Over the last few years, the pandemic resulted in huge shifts in transit use . "There have been massive increases in remote work, especially in the Bay Area," said Rebecca Long of the MTC. This has forced agencies to rethink their purpose, and find ways to efficiently accommodate riders outside of the usual commute hours. For example, the Golden Gate Bridge Highway and Transportation District - which manages every way across the Golden Gate Bridge including the bridge itself, buses, and ferries - says that while commuters are staying home, recreational and tourist travel have mostly returned. Their efforts to be efficient include "right sizing" staff - they employ 100 fewer bus operators than before the pandemic. Also, "we will not run empty buses," said Denis Mulligan, the District's General Manager. "If we did, we would have run out of federal aid funding already."
The District saw dramatic cuts to its revenue over the past few years. Before the pandemic, Golden Gate Bridge tolls were their top source of funding, and transit fares the second, above all other sources. Now, fewer people commute on the bridge, and only seventeen percent of the riders have returned to their express buses, which delivered riders to Santa Rosa and across the Richmond San Rafael Bridge.

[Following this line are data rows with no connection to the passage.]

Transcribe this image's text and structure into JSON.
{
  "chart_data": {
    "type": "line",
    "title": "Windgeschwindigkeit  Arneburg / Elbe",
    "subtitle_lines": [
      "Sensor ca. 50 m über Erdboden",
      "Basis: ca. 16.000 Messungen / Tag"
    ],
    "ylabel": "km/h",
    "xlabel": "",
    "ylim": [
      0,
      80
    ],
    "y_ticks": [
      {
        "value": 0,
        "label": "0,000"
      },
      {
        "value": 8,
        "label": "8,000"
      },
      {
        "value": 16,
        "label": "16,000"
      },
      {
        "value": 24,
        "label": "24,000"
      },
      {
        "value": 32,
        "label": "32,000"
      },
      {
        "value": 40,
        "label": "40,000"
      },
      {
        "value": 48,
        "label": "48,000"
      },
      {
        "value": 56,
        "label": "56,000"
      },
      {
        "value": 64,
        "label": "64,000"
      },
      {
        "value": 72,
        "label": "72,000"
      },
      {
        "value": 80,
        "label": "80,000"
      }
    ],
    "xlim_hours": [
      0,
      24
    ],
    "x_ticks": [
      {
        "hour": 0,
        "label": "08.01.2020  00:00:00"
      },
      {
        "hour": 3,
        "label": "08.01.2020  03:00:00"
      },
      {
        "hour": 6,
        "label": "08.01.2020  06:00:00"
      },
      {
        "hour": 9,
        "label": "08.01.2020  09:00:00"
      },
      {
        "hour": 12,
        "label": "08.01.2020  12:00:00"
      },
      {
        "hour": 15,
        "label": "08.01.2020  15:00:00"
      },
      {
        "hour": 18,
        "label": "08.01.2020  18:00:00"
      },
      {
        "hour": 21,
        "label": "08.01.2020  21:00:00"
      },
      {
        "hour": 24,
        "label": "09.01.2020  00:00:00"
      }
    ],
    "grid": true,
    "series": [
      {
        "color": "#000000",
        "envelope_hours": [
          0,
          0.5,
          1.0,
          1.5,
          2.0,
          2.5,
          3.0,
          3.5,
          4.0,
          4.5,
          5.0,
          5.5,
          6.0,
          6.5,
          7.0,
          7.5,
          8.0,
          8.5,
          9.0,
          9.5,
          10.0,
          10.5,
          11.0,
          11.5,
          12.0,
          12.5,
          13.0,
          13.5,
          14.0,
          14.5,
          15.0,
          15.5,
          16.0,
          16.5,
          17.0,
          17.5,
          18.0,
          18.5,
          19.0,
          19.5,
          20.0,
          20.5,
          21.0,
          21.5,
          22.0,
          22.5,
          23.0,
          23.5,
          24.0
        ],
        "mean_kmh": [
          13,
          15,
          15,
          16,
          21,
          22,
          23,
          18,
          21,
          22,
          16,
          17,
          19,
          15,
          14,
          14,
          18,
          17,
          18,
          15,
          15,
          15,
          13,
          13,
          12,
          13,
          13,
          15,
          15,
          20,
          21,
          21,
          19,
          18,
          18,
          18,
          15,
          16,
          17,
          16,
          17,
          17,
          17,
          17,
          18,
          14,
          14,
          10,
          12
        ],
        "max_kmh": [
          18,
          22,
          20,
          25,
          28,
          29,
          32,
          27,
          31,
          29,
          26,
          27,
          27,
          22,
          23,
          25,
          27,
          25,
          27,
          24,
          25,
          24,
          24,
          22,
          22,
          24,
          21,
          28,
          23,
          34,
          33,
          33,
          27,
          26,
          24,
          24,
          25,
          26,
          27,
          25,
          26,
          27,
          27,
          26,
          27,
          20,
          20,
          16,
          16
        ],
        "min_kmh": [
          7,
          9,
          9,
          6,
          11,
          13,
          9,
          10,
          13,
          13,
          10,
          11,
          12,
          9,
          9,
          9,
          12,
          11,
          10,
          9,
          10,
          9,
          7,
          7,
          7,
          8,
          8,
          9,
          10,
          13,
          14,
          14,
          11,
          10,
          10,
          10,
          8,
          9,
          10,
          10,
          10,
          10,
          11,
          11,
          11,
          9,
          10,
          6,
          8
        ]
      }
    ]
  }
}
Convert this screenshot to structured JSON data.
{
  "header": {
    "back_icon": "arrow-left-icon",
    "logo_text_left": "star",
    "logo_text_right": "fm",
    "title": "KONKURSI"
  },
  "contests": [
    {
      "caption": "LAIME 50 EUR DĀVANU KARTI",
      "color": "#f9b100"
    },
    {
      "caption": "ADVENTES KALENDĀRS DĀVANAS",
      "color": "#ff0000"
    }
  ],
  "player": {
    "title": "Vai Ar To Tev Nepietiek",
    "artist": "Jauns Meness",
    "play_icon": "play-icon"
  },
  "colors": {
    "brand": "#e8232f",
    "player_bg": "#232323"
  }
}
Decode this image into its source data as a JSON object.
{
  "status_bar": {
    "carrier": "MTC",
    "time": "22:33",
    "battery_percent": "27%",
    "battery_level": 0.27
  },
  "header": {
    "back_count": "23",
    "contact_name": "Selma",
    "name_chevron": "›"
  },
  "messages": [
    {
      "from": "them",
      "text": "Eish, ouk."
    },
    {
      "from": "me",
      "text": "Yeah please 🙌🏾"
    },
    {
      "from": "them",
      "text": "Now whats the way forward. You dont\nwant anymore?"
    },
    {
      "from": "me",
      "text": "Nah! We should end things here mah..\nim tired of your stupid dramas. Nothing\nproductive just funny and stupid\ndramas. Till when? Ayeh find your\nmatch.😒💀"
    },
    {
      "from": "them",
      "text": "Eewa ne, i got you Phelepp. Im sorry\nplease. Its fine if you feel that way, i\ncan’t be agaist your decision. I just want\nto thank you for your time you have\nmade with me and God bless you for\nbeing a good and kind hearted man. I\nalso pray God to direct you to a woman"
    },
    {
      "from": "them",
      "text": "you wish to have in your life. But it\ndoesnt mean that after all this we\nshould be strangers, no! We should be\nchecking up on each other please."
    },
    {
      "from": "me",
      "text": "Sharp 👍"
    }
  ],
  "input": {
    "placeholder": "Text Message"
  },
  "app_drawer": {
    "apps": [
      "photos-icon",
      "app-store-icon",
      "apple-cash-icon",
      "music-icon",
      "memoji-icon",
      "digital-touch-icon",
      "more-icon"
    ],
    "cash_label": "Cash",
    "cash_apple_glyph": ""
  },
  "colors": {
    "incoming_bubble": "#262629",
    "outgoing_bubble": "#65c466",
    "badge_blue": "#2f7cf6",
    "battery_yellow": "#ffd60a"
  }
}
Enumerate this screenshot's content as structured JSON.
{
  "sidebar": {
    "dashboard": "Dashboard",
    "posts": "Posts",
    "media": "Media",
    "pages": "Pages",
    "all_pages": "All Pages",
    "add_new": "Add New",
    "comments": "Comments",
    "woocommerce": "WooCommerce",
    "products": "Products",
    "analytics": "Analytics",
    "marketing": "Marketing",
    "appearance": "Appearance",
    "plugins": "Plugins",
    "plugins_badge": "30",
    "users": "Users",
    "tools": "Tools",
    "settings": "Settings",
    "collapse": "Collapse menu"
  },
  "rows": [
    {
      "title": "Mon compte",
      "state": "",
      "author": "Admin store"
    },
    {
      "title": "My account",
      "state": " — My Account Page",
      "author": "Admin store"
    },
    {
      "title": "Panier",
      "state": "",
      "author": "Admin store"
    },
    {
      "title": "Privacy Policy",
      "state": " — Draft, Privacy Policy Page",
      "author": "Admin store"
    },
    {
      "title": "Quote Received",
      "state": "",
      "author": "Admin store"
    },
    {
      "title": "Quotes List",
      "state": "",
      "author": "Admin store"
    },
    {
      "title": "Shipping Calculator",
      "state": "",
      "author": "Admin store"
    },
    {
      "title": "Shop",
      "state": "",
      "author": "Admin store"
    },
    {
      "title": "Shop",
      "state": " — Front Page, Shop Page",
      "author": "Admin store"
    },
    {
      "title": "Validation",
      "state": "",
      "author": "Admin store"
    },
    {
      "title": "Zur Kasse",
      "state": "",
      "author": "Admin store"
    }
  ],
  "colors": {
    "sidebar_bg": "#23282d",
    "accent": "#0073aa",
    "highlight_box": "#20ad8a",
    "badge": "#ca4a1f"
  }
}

BART recently conducted a major survey to find out what it would take for its former commute riders to return, and safety and cleanliness were at the top of almost everyone's list. So they increased the presence of BART officers on the trains - they were extremely rare sightings prepandemic, but common to see riding and chatting with people onboard now - as well as unarmed ambassadors. They have increased their cleaning regimen, sweeping every car at each end of its run and doing more "deep cleaning" at night.
Those former riders, some of whom have switched to cars, won't know about those changes unless they ride the system, though, and safe and clean gets a lot less attention than dirty and mean.